Jakarta, CNN Indonesia -- Seorang kawan yang bijak pernah mengatakan bahwa lebih baik tidak pernah diungkapkan, daripada diungkapkan, dan membuat sakit hati yang mendengarnya. Misalnya, ketika kita mendapatkan kue dari seorang teman yang sedang belajar membuat kue. Rasanya tidak enak, namun karena takut menyakiti hati teman tersebut, kita mengatakan bahwa kue itu enak.
Kebanyakan orang Indonesia menerapkan prinsip ini, mengatakan yang tidak sesungguhnya dirasakan hanya untuk menjaga perasaaan lawan bicaranya. Bukankah hal ini termasuk dalam kategori berbohong? Padahal sedari kecil kita sudah ditanamkan nilai-nilai bahwa berbohong adalah hal yang dilarang.
Selain berbohong, kita juga tidak membuat orang lain berkembang.

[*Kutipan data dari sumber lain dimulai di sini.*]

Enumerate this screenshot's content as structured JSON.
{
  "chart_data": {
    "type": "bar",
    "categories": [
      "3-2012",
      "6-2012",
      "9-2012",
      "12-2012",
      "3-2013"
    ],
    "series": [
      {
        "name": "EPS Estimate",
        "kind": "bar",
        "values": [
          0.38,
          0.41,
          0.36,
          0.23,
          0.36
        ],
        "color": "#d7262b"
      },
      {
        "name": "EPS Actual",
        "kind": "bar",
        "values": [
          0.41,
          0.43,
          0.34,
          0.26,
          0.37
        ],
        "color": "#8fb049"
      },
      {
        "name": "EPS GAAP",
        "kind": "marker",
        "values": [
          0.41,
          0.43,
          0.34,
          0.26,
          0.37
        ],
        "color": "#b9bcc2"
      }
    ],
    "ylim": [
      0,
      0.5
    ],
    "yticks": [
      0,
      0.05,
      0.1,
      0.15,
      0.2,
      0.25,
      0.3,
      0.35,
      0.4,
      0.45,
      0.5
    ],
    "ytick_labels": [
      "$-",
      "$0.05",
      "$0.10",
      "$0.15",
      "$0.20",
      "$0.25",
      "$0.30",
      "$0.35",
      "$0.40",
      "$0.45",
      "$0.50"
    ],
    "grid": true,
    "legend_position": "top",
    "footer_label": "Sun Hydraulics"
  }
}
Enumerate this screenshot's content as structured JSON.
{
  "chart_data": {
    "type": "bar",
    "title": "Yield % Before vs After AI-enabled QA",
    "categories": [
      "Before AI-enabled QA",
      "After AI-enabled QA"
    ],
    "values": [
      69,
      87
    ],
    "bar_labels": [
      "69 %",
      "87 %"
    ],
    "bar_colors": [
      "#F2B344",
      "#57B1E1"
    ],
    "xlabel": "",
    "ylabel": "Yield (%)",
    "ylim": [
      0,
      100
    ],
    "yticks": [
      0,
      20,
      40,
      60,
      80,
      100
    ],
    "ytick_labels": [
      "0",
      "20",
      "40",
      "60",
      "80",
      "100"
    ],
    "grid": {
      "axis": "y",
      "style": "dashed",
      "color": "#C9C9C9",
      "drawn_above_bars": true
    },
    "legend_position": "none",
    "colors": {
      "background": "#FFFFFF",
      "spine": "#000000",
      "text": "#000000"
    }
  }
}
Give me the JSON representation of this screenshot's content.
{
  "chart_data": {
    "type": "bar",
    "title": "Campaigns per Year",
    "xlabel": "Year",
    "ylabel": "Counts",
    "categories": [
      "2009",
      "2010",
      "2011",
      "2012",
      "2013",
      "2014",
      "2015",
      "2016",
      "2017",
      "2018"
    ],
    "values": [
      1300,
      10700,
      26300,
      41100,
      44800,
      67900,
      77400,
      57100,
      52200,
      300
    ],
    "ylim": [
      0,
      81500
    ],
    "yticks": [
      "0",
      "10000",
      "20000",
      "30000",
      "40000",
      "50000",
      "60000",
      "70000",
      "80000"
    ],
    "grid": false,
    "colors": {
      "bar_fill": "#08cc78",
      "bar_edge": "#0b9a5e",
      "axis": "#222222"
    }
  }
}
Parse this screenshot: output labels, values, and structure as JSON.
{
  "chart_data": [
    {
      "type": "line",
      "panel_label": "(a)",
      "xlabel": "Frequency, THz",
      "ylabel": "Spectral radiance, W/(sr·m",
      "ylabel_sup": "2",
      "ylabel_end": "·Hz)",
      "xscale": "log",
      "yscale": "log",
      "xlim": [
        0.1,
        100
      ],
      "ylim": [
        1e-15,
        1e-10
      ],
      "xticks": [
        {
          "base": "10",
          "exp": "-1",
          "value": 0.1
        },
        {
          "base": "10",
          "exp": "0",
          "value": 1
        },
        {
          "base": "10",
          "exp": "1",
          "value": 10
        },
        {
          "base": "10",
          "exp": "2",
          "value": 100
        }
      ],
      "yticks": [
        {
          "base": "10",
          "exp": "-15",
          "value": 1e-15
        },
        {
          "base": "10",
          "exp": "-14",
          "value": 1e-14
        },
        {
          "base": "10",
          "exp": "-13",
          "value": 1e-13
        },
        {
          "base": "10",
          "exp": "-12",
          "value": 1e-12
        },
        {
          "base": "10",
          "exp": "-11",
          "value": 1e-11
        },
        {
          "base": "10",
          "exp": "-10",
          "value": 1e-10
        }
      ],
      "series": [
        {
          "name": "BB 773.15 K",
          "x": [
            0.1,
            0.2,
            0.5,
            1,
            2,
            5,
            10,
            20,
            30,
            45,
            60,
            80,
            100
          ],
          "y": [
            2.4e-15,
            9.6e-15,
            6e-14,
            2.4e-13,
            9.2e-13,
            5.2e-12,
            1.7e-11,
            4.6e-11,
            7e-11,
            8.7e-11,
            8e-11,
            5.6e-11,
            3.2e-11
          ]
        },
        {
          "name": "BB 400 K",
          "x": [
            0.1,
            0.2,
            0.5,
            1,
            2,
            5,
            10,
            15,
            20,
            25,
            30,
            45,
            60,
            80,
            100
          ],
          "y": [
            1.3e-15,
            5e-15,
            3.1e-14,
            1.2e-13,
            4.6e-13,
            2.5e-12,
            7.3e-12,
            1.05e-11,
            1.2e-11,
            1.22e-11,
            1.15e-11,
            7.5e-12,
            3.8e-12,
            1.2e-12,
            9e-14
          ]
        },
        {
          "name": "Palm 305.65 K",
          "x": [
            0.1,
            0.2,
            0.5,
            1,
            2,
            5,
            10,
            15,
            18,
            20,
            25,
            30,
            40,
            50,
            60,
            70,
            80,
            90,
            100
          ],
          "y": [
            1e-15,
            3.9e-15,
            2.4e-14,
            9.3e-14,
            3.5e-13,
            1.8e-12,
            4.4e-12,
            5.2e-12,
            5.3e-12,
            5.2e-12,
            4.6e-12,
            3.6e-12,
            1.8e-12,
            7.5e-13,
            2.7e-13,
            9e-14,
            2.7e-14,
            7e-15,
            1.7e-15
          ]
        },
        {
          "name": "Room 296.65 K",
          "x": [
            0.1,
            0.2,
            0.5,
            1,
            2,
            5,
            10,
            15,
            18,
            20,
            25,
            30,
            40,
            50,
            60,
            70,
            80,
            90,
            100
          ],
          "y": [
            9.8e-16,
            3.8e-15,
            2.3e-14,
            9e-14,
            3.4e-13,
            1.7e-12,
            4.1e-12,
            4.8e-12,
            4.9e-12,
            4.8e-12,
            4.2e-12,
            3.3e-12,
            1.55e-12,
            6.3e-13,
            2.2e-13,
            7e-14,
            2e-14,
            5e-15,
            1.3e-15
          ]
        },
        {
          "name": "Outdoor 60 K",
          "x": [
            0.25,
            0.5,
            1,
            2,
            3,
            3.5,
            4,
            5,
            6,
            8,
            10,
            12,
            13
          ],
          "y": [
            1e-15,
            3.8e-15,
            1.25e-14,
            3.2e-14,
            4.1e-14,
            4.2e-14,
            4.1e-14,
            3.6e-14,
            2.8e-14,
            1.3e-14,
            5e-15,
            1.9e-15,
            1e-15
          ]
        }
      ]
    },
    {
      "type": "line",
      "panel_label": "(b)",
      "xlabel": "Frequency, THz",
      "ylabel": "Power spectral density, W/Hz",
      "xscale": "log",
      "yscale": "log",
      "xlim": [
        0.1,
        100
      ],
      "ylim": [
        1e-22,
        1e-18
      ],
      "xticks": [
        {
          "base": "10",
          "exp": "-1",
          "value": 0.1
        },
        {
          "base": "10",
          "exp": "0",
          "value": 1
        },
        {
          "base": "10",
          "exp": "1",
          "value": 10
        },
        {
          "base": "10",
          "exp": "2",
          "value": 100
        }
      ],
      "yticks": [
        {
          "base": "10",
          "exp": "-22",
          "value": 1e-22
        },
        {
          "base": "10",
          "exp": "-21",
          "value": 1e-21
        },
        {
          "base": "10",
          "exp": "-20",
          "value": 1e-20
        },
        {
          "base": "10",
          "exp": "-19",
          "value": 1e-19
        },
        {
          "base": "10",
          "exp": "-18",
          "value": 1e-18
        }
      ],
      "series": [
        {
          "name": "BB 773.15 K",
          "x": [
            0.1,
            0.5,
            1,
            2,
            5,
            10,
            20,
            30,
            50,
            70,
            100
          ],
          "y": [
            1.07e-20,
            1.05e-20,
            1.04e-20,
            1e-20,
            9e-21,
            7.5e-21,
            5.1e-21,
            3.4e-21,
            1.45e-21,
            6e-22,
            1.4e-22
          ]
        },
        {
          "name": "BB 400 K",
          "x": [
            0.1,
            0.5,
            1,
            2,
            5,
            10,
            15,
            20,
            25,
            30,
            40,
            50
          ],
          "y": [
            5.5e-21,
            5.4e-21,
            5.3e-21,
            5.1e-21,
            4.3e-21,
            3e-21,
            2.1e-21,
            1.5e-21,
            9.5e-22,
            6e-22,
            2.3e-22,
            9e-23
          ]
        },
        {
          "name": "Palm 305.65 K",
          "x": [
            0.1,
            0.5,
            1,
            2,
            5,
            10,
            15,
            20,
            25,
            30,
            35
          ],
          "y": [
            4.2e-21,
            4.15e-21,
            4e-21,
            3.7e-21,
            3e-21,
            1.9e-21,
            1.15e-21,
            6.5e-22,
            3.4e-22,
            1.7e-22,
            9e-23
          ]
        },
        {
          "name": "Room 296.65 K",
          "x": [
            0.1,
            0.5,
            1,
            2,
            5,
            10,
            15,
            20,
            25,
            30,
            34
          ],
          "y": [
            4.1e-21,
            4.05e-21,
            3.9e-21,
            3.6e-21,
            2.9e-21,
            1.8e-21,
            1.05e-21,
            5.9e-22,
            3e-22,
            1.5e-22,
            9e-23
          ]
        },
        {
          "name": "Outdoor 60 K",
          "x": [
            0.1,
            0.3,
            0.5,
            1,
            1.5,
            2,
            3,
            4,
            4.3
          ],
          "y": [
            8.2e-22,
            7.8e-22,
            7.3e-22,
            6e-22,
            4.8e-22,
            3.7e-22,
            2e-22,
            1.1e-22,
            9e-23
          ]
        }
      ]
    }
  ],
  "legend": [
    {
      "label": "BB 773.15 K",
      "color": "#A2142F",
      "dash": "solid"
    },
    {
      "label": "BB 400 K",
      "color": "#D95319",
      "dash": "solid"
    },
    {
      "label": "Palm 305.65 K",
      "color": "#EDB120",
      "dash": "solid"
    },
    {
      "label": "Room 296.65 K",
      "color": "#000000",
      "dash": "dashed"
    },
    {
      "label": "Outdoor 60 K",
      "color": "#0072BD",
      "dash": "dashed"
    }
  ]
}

Saat teman yang sedang belajar membuat kue tersebut mendapatkan jawaban bohong, ia tidak berkembang dengan resep yang digunakannya karena menurutnya takarannya sudah pas tanpa perlu diganti lagi.
Seorang dosen pernah berkata di kelas: “Biarpun pahit lebih baik jujur, dibandingkan harus berbohong,” ungkapnya. Masih saya ingat betul ungkapan itu, daripada menerima kebohongan yang manis, lebih baik menerima kejujuran yang pahit.
Faktanya, lebih banyak manusia yang lebih menyukai dibuai dengan omongan manis biarpun berbohong. Padahal, dengan menerima yang pahit tersebut kita dapat belajar banyak, dapat lebih memperbaiki diri lagi kearah yang lebih baik. Tidak menjadi manusia yang melulu dipenuhi oleh kebohongan.
Pilar-pilar komunikasi agar menjadi efektif adaah selalu berlaku jujur, bicara apa yang kamu lakukan, ucapan harus sesuai dengan perbuatan. Dengan berkata tidak jujur, membuat komunikasi yang berjalan tidak efektif.
Perlakuan lain yang seharusnya dilakukan adalah dengan membuat orang sekitar kita percaya dengan diri kita dengan cerminan yg kita lakukan sesuai dengan ucapan kita. Jika sesuai dengan teori psikologi komunikasi, manusia harus mengeluarkan super-egonya (hati nurani manusia, yang merupakan internalisai dari norma sosial dan kultural yang berlaku di masyarakat) agar komunikasi menjadi efektif.
Apabila kita tidak mau menyakiti perasaan orang lain, kita dapat menanganinya dengan cara mengganti bahasa yang kita gunakan. Contohnya teman yang belajar membuat kue tadi, kita dapat memilih bahasa yang lebih halus daripada mengatakan kue buatannya tidak enak.
Apabila tidak enaknya karena terlalu manis, kita bisa mengganti bahasa kita dengan ungkapan: “Kue buatanmu akan lebih enak apabila kamu mengurangi jumlah gula yang kamu tuang.” Atau jika rasa dari kue tersebut terlalu lama di dalam oven, kita dapat menggunakan pilihan kalimat seperti: “Sebaiknya kue ini tidak terlalu lama dalam oven, pasti rasanya akan lebih nikmat.”
Tidak jarang pula orang yang sakit hati dengan kejujuran orang lain. Misalnya, wanita yang menggunakan bedak terlalu tebal. Orang yang melihatnya biasanya dengan rasa bersalah akan mengatakan “Bedakmu tebal sekali”. Atau jika warna muka dengan bedak tidak sama, akan ada komentar “Bedaknya nggak cocok ya? Keputihan tuh.”
Hal-hal seperti ini biasanya akan memicu rasa sakit hati. Sebagai orang dengan budaya timur, kita dibiasakan terbuai dengan komentar-komentar manis yang tidak membangun, padahal orang yang mengatakan hal yang sejujurnya merupakan orang yang berniat baik daripada orang yang menyembunyikan dan mengatakan hal-hal yang baik saja.
Jika kita termasuk ke dalam orang yang tidak enak memberikan komentar yang jujur, kita dapat mengganti pilihan bahasa yang akan kita gunakan. Misalnya, “Kamu lebih cantik kalau enggak pakai bedak, loh” atau “Lebih baik warna bedakmu diganti dengan yang lebih gelap satu tingkat, pasti akan lebih cocok.”
Mengingatkan orang lain demi kebaikannya akan berdampak baik kepada orang tersebut. Namun agar tidak ada hati yang tersakiti, mengingatkan akan lebih efektif apabila disampaikan dengan baik dan bahasa yang baik pula.